Были времена - он ходил на работу, были времена - он с утра до вечера работал в своей мастерской..

Были времена - он учился в институте, были времена - он сам учил многих.

Были времена - он растил своих детей, рисовал для них картинки с гномами и русалками и сочинял забавные стишки; были времена - он уезжал к далёким северным морям.

Были времена - он пировал с друзьями; были времена - он умирал, но возвращался.

Были времена - он беседовал во снах с мудрецами и любовался древними п`агодами.

Но во все времена он читал. И писал свои книги**.

А были такие времена, когда он просто жил дома, приручал птиц и ежей, разводил хомяков и белых мышек.

Птицы летали по его комнате, расхаживали по книжным полкам; ежи спали в обувных коробках, а хомяки - всё в том же старом аквариуме, теперь похожем на руины Атлантиды: уже без рыб и без воды, с треснувшим наискось стеклом.

Потом птицы улетали в окна, ежей выпускали в лес, а хомяки, дружно выдавив битое стекло, целой семьёй бежали из своего архаического жилища, и так и не были пойманы.

Так что, до сих пор неизвестно, где их тайный лаз с высокого пятого этажа - на хомячью волюшку-волю.

Зато благодарные мышки жили тихо и мирно. Ведь это их прапрабабушка, в шляпке и пышной юбочке, в ледяные дни питерской блокады тихонько приходила к Большому Человеку, тогда совсем ещё маленькому, и он кормил её тайно припасёнными от скудного пайка хлебными крошками.

Тише мыши - кот на крыше!

Но на крыше тогда был не кот, всех котов в блокаду съели. На крыше тогда была наша мама.

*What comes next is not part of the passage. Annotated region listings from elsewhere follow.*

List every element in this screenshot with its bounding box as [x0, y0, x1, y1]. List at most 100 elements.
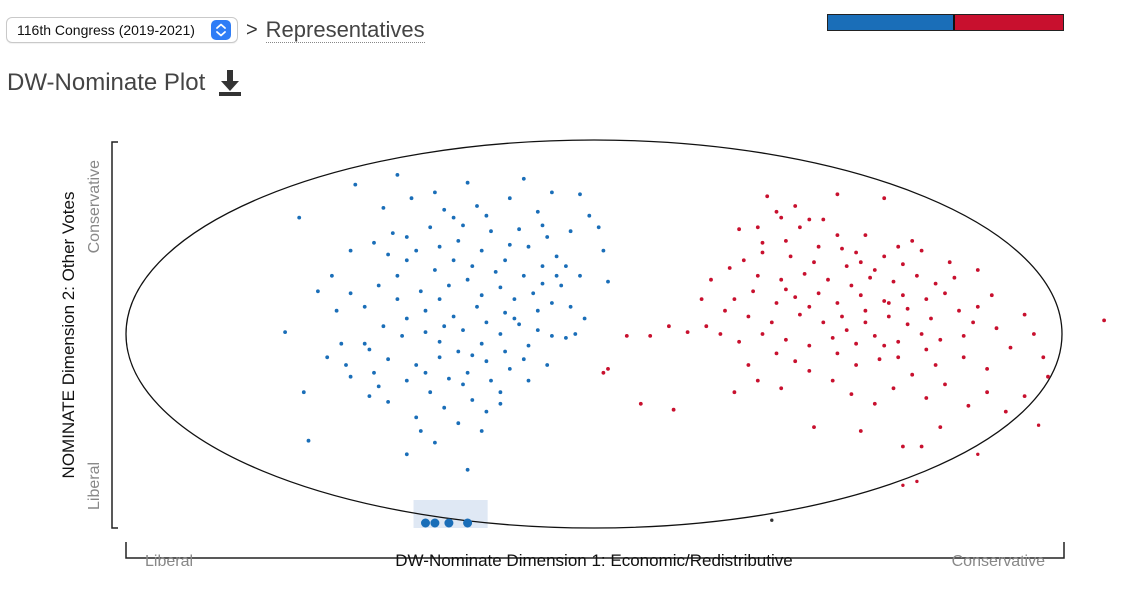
republican-point[interactable] — [704, 324, 709, 329]
democrat-point[interactable] — [437, 355, 442, 360]
democrat-point[interactable] — [297, 215, 302, 220]
democrat-point[interactable] — [596, 225, 601, 230]
republican-point[interactable] — [924, 347, 929, 352]
democrat-point[interactable] — [451, 258, 456, 263]
republican-point[interactable] — [938, 425, 943, 429]
democrat-point[interactable] — [362, 304, 367, 309]
republican-point[interactable] — [835, 301, 840, 305]
republican-point[interactable] — [868, 275, 872, 280]
republican-point[interactable] — [807, 369, 812, 373]
republican-point[interactable] — [933, 281, 938, 286]
democrat-point[interactable] — [540, 281, 545, 286]
republican-point[interactable] — [877, 357, 882, 362]
boundary-member-point[interactable] — [463, 518, 473, 528]
democrat-point[interactable] — [582, 316, 587, 321]
republican-point[interactable] — [872, 401, 877, 406]
republican-point[interactable] — [858, 429, 863, 433]
republican-point[interactable] — [830, 378, 835, 383]
republican-point[interactable] — [821, 320, 826, 325]
republican-point[interactable] — [760, 240, 765, 245]
republican-point[interactable] — [896, 244, 901, 249]
republican-point[interactable] — [624, 334, 629, 338]
republican-point[interactable] — [606, 367, 610, 371]
republican-point[interactable] — [854, 250, 858, 255]
democrat-point[interactable] — [376, 384, 381, 389]
republican-point[interactable] — [793, 359, 798, 364]
download-icon[interactable] — [217, 68, 243, 98]
democrat-point[interactable] — [437, 244, 442, 249]
republican-point[interactable] — [896, 339, 901, 344]
republican-edge-point[interactable] — [976, 452, 980, 456]
democrat-point[interactable] — [306, 438, 311, 443]
democrat-point[interactable] — [470, 398, 475, 402]
democrat-point[interactable] — [344, 363, 348, 367]
republican-point[interactable] — [812, 260, 816, 265]
democrat-point[interactable] — [498, 390, 503, 395]
democrat-point[interactable] — [461, 223, 465, 228]
democrat-point[interactable] — [404, 258, 409, 263]
democrat-point[interactable] — [521, 176, 526, 181]
republican-point[interactable] — [830, 336, 835, 340]
republican-point[interactable] — [807, 304, 812, 309]
republican-point[interactable] — [905, 322, 910, 327]
updown-chevron-icon[interactable] — [210, 20, 231, 40]
democrat-point[interactable] — [507, 242, 512, 247]
democrat-point[interactable] — [475, 304, 479, 309]
democrat-point[interactable] — [372, 370, 376, 375]
republican-point[interactable] — [854, 363, 858, 367]
democrat-point[interactable] — [517, 322, 521, 327]
republican-point[interactable] — [849, 392, 854, 396]
republican-point[interactable] — [807, 343, 812, 348]
republican-point[interactable] — [788, 254, 793, 259]
republican-point[interactable] — [751, 289, 755, 294]
democrat-point[interactable] — [442, 405, 447, 410]
democrat-point[interactable] — [554, 273, 559, 278]
democrat-point[interactable] — [484, 409, 489, 414]
republican-point[interactable] — [737, 339, 741, 344]
democrat-point[interactable] — [367, 347, 372, 352]
democrat-point[interactable] — [456, 421, 461, 426]
republican-point[interactable] — [933, 363, 938, 367]
republican-edge-point[interactable] — [901, 483, 905, 487]
democrat-point[interactable] — [545, 363, 550, 367]
republican-point[interactable] — [872, 334, 877, 338]
democrat-point[interactable] — [507, 196, 512, 201]
democrat-point[interactable] — [386, 252, 390, 257]
democrat-point[interactable] — [334, 308, 339, 313]
democrat-point[interactable] — [433, 440, 437, 445]
republican-point[interactable] — [844, 264, 849, 268]
democrat-point[interactable] — [484, 320, 489, 325]
republican-point[interactable] — [835, 233, 840, 237]
republican-point[interactable] — [919, 444, 924, 449]
democrat-point[interactable] — [362, 341, 367, 346]
republican-point[interactable] — [685, 330, 690, 334]
republican-point[interactable] — [882, 343, 887, 348]
republican-point[interactable] — [760, 250, 765, 255]
republican-point[interactable] — [638, 401, 643, 406]
republican-point[interactable] — [891, 279, 896, 284]
democrat-point[interactable] — [521, 357, 526, 362]
democrat-point[interactable] — [503, 310, 507, 315]
republican-point[interactable] — [929, 316, 933, 321]
republican-point[interactable] — [882, 254, 887, 259]
democrat-point[interactable] — [353, 182, 358, 187]
breadcrumb-representatives[interactable]: Representatives — [265, 16, 425, 43]
democrat-point[interactable] — [550, 301, 554, 305]
democrat-point[interactable] — [540, 223, 545, 228]
republican-point[interactable] — [774, 209, 779, 214]
republican-point[interactable] — [835, 192, 840, 197]
republican-point[interactable] — [774, 351, 779, 356]
republican-point[interactable] — [741, 258, 746, 263]
republican-point[interactable] — [840, 314, 844, 319]
democrat-point[interactable] — [465, 370, 470, 375]
republican-point[interactable] — [844, 328, 849, 332]
democrat-point[interactable] — [479, 248, 484, 253]
republican-point[interactable] — [971, 320, 975, 325]
republican-point[interactable] — [793, 295, 798, 299]
republican-point[interactable] — [901, 262, 905, 267]
democrat-point[interactable] — [325, 355, 330, 360]
democrat-point[interactable] — [437, 339, 442, 344]
republican-point[interactable] — [755, 225, 760, 230]
democrat-point[interactable] — [442, 324, 447, 329]
democrat-point[interactable] — [461, 382, 465, 387]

На город сверху падали немецкие снаряды-«зажигалки», и во время дежурства мама их тушила, бросая в бочку с водой.

Мама стояла в очередях за хлебом и на саночках возила воду из далёкой невской проруби, от самого Эрмитажа.

Она спасла, выходила старшего сына Алика, чтобы потом он вырос таким большим.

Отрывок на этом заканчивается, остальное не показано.